Stella trató de concentrarse en su trabajo, faltaba poco para la hora de salida y quería terminar el vestido en el que había estado ocupada todo el día; sin embargo, sus pensamientos estaban muy lejos de los talleres. No comprendía el motivo por el cual no podía dejar de pensar en esa niña. «Valentina».

Su corazón se agitó en el momento que su nombre sonó en su cabeza.

—¡Auch! —gritó, la aguja se le había enterrado en el dedo.

—¡Stella! —gritó Emilia, llamando la atención de las otras costureras.

—Estoy bien —musitó.

—¡¿Bien?! ¡Tienes el dedo atravesado por la aguja! —gritó la muchacha, mientras un hilo de sangre se precipitaba hacia la tela.

Stella se las arregló para liberar su dedo, hizo presión para que la sangre no estilara al piso, evitando manchar el vestido que costuraba.

—Solo necesito presionarlo un poco —susurró para tranquilizar a Emilia. La muchacha estaba pálida.

—Debe dolerte —dijo.

—Hay peores dolores, Emi, esto no es gran cosa —musitó, cuando en realidad quería gritar.

—Te llevaré a la enfermería.

—Emilia.

—Vamos, es mejor que te revise el médico —le insistió la muchacha. Stella no tuvo más opciones que acompañar a su mejor amiga…

Mientras tanto, Lorenzo acarició la pequeña frente de su hija, le dejó un beso y peinó sus rebeldes rizos con los dedos.

—Me has dado un susto de muerte —le susurró.

—Me siento culpable, Lorenzo, no debí perderla de vista. —Bruna se acercó con una taza de café.

—Gracias —musitó Lorenzo sin verla, dejando el café sobre la mesa de centro.

—Te prometo que pondré especial atención en ella a partir de ahora —dijo, tocando el hombro de Lorenzo.

—No tienes que dividirte, ocúpate de los asuntos de la empresa y yo lo haré de mi hija —respondió, apartándose del toque de Bruna.

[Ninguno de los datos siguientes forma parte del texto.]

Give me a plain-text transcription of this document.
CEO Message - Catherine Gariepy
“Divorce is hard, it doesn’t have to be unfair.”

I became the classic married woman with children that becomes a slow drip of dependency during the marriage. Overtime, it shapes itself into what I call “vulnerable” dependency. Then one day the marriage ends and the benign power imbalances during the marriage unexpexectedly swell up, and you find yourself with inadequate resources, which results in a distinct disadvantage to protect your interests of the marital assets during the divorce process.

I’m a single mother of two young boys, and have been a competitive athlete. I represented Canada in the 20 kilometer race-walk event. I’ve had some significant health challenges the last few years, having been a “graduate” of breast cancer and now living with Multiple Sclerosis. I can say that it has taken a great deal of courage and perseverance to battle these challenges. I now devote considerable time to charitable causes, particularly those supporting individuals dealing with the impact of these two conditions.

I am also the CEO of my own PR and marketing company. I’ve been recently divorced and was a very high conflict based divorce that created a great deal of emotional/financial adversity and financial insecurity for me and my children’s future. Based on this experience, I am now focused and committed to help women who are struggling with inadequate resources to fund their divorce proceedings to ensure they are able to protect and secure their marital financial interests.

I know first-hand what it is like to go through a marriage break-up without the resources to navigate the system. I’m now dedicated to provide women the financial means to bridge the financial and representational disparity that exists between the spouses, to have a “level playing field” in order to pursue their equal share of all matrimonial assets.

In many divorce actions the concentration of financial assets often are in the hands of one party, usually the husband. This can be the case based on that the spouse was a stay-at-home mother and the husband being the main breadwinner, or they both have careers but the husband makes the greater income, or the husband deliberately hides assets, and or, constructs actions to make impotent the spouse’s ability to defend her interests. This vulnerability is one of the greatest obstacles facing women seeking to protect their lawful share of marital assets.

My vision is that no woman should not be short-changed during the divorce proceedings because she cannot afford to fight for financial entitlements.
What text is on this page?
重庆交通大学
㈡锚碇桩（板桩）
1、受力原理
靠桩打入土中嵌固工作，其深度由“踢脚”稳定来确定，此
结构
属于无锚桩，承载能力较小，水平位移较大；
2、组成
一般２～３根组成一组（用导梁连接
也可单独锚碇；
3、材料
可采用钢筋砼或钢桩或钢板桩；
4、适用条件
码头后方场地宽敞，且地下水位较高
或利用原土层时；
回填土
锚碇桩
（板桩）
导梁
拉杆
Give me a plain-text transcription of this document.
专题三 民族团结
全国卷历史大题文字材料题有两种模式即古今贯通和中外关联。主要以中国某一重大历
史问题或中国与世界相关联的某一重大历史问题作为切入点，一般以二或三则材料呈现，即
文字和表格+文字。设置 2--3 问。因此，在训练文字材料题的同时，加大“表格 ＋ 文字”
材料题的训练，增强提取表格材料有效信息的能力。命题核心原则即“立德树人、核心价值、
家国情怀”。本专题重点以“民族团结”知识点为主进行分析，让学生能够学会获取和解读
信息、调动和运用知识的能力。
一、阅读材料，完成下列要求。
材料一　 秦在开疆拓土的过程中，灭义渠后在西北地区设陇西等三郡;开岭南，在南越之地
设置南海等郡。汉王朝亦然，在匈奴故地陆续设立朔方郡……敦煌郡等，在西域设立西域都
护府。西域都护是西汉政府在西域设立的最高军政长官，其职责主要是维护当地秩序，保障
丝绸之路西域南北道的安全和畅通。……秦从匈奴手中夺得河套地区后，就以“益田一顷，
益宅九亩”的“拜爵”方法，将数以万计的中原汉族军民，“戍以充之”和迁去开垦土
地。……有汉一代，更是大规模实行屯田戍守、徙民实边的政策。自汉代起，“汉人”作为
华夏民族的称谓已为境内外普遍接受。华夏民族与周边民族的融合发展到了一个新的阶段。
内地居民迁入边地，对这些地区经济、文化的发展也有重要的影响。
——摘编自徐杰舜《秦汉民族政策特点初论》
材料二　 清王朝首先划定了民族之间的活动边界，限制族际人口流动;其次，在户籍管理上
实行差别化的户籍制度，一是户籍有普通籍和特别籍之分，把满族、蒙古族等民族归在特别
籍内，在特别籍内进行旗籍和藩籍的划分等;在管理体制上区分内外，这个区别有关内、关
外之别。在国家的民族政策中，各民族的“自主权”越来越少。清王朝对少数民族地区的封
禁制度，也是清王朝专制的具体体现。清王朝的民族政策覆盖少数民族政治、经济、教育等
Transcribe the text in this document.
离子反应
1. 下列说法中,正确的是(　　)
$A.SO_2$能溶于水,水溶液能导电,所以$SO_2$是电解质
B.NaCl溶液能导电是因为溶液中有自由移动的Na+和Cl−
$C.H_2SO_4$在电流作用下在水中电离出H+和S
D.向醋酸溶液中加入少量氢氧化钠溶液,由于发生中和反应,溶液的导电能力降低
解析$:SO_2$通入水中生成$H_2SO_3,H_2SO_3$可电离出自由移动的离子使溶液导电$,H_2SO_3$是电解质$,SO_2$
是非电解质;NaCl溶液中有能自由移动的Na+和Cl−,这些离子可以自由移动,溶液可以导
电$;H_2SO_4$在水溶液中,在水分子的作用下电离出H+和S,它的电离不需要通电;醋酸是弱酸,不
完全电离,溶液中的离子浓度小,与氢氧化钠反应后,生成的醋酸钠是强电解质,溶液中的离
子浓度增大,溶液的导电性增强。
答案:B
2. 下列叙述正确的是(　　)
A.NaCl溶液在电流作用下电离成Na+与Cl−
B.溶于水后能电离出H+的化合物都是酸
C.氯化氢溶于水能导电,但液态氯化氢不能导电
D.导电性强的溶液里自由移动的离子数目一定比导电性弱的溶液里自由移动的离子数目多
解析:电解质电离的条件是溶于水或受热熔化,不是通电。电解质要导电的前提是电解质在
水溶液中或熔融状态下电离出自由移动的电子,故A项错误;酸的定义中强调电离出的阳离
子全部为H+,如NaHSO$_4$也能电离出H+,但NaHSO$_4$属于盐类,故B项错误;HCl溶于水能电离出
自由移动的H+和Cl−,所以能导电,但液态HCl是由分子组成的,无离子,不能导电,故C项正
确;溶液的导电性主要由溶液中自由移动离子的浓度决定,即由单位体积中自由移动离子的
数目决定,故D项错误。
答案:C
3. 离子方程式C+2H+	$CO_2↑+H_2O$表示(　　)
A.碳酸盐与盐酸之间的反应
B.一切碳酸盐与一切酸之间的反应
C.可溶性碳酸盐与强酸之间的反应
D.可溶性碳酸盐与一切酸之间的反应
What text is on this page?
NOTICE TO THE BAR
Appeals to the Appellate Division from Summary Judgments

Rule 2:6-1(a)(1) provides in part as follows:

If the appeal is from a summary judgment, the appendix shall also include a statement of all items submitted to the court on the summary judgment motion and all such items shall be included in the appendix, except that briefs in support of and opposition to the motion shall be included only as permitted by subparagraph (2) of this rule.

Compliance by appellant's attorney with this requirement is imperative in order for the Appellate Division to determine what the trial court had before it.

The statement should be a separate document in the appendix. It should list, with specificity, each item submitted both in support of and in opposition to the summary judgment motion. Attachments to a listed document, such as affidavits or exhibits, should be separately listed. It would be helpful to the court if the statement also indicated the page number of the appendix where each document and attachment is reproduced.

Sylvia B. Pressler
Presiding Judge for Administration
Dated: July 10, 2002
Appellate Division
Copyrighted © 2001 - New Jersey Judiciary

La mujer hizo una mueca, apretó la mano en un puño cuando perdió el contacto con Lorenzo, pero le sonrió cuando él se giró para verla.

—Sabes que no será ningún sacrificio para mí, quiero hacerlo. Por ti, por Valentina y por la memoria de Lionetta, era mi mejor amiga y cuidar de la niña es la única manera que tengo para honrar su memoria —dijo, con una triste y forzada sonrisa.

Lorenzo estaba demasiado devastado para fijarse en los pequeños detalles o cambios en el semblante de Bruna.

—Stella —susurró Valentina, moviéndose sobre el sillón en la oficina.

Bruna frunció el ceño al no comprender los balbuceos de la niña.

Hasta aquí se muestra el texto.